Etudiants en Suisse : Apprendre différentes connaissances orientales et occidentales pour réaliser leur rêve chinois
  2017-04-12 10:33:10  China.org

La Chine, pays doté d'une civilisation très ancienne, a une longue histoire et une culture qui se distingue par l'étendue de sa richesse et la profondeur de sa finesse. Fascinés par la culture chinoise, un grand nombre d'étudiants venant des pays développés de l'Occident ont envie de la connaître de manière approfondie. L'Université de Genève, célèbre dans le monde entier, a créé une faculté de sinologie il y a de longues années et fondé l'Institut Confucius ces dernières années. Actuellement, une centaine d'étudiants y suivent des cours sur la langue chinoise et la culture chinoise. En Suisse, des écoles primaires ont inscrit le chinois dans leur programme d'enseignement comme cours facultatif, ce qui permet à davantage d'écoliers d'avoir une idée de la culture chinoise. Pierrick est un exemple typique de ces nombreux jeunes qui sont tombés amoureux de la culture chinoise au fur et à mesure de l'approfondissement de leurs connaissances en la matière.

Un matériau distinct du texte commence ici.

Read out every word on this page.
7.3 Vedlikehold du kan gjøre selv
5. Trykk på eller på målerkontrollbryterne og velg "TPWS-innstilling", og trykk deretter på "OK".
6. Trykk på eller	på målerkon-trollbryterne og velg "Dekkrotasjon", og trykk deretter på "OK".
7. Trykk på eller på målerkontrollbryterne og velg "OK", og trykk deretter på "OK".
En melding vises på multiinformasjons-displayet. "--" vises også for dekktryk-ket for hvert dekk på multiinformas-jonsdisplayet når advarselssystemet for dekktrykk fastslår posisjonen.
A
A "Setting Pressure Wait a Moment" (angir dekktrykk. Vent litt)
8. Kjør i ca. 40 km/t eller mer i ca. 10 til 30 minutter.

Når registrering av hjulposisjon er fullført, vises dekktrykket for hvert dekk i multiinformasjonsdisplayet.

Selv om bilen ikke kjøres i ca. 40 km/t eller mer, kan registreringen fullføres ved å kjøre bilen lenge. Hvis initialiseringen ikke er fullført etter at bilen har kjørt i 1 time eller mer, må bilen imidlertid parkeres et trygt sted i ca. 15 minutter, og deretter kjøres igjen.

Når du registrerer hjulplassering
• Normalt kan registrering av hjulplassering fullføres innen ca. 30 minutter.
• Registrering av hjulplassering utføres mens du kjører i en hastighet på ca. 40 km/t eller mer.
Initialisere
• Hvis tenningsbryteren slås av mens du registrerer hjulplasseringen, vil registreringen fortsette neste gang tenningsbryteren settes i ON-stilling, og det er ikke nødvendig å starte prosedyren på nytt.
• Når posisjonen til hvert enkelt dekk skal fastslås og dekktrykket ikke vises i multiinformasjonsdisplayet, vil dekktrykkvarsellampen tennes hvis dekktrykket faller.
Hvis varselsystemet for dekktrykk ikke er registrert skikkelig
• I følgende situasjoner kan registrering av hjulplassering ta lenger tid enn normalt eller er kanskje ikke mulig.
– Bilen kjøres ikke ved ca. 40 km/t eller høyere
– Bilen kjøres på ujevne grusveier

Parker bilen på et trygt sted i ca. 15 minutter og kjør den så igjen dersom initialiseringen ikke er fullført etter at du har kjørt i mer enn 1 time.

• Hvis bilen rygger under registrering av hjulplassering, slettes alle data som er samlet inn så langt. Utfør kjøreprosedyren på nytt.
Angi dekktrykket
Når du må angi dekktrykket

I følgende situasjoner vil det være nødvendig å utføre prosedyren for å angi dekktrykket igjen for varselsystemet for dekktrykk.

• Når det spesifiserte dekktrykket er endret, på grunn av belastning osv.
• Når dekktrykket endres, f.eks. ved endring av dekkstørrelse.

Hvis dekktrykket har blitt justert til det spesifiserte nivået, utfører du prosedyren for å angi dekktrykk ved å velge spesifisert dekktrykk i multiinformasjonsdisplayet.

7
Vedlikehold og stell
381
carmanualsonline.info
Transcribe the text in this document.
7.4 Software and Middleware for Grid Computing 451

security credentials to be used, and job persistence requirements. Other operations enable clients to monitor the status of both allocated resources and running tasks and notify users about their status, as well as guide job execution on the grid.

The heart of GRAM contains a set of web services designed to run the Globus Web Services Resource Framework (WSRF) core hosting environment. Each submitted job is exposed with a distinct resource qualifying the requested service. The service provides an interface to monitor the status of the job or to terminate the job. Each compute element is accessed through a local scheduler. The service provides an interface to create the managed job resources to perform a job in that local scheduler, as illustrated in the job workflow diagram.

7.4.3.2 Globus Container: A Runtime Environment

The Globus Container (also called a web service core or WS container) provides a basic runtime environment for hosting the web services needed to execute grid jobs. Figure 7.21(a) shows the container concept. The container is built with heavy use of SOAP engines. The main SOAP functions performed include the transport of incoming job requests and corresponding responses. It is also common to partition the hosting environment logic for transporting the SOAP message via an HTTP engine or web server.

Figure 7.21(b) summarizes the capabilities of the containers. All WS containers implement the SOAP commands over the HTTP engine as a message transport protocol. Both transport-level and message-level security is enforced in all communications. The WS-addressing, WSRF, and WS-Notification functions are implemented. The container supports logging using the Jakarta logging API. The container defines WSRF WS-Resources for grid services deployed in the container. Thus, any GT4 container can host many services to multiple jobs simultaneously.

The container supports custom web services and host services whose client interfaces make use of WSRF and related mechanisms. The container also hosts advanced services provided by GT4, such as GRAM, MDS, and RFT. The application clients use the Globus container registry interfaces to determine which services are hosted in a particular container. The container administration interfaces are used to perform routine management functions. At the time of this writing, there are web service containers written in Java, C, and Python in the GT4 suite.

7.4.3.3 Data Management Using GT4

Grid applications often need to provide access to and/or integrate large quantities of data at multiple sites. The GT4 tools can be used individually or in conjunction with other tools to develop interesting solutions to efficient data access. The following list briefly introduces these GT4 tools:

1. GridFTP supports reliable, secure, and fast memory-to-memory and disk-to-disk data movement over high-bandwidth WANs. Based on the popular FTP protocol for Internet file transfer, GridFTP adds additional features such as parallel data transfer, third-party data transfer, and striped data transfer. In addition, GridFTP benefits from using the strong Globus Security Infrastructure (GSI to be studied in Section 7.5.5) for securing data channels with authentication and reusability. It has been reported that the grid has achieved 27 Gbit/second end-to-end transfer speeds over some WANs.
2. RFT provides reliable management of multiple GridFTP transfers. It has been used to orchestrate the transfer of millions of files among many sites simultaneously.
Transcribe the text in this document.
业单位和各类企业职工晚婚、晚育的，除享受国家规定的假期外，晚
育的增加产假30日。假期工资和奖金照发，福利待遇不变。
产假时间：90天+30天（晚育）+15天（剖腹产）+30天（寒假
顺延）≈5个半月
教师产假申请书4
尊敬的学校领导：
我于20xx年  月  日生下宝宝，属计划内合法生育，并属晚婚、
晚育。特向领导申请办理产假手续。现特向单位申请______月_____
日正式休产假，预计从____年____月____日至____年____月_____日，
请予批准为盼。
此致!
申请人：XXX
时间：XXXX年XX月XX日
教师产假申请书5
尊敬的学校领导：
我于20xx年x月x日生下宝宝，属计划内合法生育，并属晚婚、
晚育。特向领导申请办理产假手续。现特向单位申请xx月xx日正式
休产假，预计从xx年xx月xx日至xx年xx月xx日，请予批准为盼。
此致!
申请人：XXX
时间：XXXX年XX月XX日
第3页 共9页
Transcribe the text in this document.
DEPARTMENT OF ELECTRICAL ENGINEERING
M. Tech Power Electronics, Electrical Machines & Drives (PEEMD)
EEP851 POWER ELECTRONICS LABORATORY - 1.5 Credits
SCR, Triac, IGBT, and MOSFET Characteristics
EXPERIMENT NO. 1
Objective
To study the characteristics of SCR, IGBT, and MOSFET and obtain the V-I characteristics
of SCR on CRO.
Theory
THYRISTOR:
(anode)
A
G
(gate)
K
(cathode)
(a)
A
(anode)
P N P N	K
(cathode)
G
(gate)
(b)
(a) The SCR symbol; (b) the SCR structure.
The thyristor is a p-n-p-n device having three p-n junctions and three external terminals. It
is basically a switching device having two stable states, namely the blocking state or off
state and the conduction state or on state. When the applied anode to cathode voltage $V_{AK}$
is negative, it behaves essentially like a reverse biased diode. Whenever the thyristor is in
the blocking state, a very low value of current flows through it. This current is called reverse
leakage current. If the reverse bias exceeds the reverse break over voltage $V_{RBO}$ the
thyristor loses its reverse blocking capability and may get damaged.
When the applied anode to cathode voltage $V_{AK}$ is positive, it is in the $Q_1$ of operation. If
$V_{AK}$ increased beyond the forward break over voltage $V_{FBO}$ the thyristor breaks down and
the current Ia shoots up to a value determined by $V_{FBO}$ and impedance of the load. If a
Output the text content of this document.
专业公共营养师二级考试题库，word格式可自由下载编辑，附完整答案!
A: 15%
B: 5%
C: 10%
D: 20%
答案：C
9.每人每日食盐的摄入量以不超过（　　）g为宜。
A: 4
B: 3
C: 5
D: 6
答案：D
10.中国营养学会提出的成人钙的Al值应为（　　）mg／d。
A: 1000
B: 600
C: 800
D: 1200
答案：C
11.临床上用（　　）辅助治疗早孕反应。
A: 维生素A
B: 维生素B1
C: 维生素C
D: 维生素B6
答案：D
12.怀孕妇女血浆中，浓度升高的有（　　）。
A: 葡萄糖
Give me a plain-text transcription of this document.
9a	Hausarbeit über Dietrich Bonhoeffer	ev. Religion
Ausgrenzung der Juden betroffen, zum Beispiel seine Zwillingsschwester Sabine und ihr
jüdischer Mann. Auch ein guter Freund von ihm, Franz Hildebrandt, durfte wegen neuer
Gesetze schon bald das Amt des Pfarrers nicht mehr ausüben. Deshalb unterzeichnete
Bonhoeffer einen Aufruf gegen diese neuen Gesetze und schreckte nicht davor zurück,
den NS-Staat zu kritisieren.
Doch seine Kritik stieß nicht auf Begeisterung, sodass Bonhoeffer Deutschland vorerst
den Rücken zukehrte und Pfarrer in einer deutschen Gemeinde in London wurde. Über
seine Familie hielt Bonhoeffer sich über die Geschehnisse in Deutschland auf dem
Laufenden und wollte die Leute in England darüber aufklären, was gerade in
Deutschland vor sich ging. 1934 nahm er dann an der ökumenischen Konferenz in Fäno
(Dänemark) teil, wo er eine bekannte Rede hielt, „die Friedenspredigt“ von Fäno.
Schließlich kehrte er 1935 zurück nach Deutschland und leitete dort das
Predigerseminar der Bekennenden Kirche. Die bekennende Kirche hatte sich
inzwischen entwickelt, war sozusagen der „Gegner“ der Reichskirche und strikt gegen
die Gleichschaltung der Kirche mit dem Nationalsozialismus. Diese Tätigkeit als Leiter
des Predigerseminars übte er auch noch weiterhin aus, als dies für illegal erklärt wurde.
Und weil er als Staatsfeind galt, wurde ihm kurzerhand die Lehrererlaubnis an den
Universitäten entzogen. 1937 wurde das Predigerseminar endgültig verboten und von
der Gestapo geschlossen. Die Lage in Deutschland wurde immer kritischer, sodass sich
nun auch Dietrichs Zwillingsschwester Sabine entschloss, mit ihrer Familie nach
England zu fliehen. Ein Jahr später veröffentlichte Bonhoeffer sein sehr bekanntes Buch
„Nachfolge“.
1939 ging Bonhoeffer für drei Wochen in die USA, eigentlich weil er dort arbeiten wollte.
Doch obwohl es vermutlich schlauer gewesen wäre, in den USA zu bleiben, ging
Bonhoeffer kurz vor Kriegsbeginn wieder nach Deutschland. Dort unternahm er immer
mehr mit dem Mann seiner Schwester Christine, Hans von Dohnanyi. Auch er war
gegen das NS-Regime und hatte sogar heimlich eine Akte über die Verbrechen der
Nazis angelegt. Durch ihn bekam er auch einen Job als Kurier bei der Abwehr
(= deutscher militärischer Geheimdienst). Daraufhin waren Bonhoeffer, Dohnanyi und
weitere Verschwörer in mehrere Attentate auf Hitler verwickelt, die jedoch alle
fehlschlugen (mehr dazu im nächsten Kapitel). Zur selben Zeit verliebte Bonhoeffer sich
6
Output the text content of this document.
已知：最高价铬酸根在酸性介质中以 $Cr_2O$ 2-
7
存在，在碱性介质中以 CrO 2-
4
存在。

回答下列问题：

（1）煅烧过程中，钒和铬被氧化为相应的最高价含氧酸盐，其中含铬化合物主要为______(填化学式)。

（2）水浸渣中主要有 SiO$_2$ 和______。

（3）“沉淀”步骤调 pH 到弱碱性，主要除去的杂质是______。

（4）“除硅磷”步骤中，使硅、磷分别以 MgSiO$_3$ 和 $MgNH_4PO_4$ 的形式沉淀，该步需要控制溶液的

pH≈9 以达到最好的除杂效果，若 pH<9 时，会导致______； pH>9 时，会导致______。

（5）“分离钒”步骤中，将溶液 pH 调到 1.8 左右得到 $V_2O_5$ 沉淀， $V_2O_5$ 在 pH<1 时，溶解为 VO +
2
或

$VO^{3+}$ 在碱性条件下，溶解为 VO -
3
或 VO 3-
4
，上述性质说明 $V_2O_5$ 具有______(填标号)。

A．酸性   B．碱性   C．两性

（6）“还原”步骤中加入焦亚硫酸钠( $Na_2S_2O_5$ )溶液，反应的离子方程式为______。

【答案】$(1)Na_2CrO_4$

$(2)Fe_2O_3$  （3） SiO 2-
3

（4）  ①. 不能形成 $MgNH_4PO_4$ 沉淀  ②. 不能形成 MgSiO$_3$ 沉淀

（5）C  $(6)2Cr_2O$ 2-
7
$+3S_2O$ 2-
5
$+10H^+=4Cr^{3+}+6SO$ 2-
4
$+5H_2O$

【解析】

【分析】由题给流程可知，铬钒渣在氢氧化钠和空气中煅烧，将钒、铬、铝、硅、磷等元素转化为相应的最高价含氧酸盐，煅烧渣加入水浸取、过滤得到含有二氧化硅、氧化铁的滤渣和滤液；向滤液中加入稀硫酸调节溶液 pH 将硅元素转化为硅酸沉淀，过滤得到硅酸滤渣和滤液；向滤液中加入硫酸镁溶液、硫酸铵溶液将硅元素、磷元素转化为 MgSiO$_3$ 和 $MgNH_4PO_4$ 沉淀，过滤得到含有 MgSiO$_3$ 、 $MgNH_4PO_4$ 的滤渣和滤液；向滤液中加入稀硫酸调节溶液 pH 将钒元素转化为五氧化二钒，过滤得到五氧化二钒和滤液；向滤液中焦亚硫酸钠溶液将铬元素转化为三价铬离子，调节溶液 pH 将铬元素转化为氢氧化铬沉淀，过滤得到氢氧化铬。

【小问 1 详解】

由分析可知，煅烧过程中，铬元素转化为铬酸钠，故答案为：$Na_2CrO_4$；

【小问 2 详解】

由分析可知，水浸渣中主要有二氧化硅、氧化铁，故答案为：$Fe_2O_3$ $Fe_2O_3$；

La culture chinoise dans la vie quotidienne

Fasciné par les arts martiaux chinois, Pierrick en a appris plusieurs techniques. Il a également remporté, il y a quelques années, le championnat du concours de compétences en langue chinoise pour les étudiants de la zone suisse de Chinese Bridge. Actuellement, il est aspirant doctorant à l'Institut Confucius à l'Université de Genève. Il a fait la connaissance d'une jeune fille originaire de Fuzhou quand il faisait ses études en Chine il y a quelques années. Ils se sont mariés après quelques années de contacts et ont aujourd'hui trois enfants adorables. La famille mène une vie heureuse en Suisse. Prenons un exemple concret : c'est souvent des pains farcis cuits à la vapeur et des plats chinois préparés par sa femme que Pierrick apporte pour le déjeuner parce que la plupart des étudiants de l'Institut Confucius apportent au campus leur déjeuner préparé à la maison. Un bonheur intense se fait sentir dans les détails de sa vie quotidienne. Aujourd'hui, la fille aînée de Pierrick a la ferme conviction qu'elle est Chinoise puisqu'elle est née en Chine. Pierrick a dit qu'il la soutiendra en faisant tout son possible si elle souhaite faire ses études en Chine plus tard, pour qu'elle puisse avoir l'occasion d'apprendre la culture chinoise et de la faire connaître.

Ozan, un aspirant doctorant d'origine turque, poursuit quant à lui ses études en Suisse depuis une dizaine d'années. Il y a quelques années, il est devenu voisin d'un Chinois qui lui a préparé des raviolis délicieux dès le premier jour de leur rencontre. Cela non seulement lui a laissé une impression profonde, mais encore lui a donné l'envie d'apprendre le chinois et de connaître la culture chinoise. Et il s'y est mis tout de suite. Comme Pierrick, Ozan a été également champion à l'épreuve orale au concours Chinese Bridge il y a quelques années. Aujourd'hui, il poursuit ses études de langue chinoise pour tenter de passer dans les meilleurs délais l'examen HSK de chinois du niveau 5. Egalement fanatique des arts martiaux chinois, notamment des arts martiaux traditionnels chinois, il a même reconnu un maître des arts martiaux. C'est pourquoi il va régulièrement en Chine.

Faire de l'attachement à la Chine des résultats de recherches

Très attachés à la Chine, ces jeunes étudiants mènent également des recherches sur la Chine, et espèrent contribuer au développement de la Chine par les résultats de leurs recherches.

Récemment, Pierrick a rédigé une thèse pour présenter spécifiquement la conception des procédés techniques des arts martiaux chinois dans laquelle il a exprimé son opinion personnelle sous l'angle d'un savant occidental originaire du pays abritant la capitale olympique. Les résultats de ses recherches permettent de mieux connaître l'incorporation des arts martiaux dans les épreuves olympiques. Ozan compte, quant à lui, étudier les sujets liés à la circulation démographique en Chine. Il projette d'aller dans les provinces chinoises autant que possible lors de son prochain voyage en Chine, surtout dans les provinces fortes en arts martiaux et à la population nombreuse comme le Henan et le Sichuan, pour avoir une idée de la circulation démographique dans le pays tout en continuant à étudier les arts martiaux traditionnels, dans le but d'accumuler des données de première main pour ses recherches. A propos de l'avenir, les deux jeunes hommes espèrent poursuivre leurs études sur les questions liées à la Chine.